2. Soweit die Klägerin Verfahrensmängel geltend macht, sind die den jeweiligen Mangel ergebenden Tatsachen weder genau angegeben noch schlüssig dargelegt. Vermeintliche „Verstöße gegen materielles Recht” und fehlende „Beweiswürdigung” sind zudem keine Verfahrensmängel i.S. von § 115 Abs. 2 Nr. 3 FGO.

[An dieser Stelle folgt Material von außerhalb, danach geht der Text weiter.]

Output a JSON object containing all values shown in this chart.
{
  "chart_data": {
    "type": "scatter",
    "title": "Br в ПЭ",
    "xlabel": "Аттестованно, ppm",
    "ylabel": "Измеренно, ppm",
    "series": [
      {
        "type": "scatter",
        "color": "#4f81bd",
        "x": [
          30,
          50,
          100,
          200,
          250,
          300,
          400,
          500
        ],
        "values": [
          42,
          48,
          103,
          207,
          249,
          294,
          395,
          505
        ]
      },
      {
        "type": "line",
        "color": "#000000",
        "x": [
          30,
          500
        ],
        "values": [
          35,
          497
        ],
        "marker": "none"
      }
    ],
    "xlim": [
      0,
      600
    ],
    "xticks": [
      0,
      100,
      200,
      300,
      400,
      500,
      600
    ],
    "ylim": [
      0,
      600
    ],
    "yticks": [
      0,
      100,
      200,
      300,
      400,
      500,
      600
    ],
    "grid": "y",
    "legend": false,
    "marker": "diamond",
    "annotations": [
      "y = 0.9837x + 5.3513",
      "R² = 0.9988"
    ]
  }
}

3. Letztlich setzt die Klägerin ihre eigene Ansicht anstelle der des FG und rügt nach Art einer Revisionsbegründung die unzutreffende Tatsachen- und Beweiswürdigung sowie die fehlerhafte Rechtsanwendung durch das FG, also materiell-rechtliche Fehler; damit kann jedoch die Zulassung der Revision nicht erreicht werden, wenn für einen darüber hinausgehenden offensichtlichen Rechtsanwendungsfehler von erheblichem Gewicht keine Anhaltspunkte ersichtlich sind (ständige Rechtsprechung, z.B. BFH-Beschlüsse vom V B 77/00, BFH/NV 2002, 359; vom IX B 239/02, BFH/NV 2005, 1052).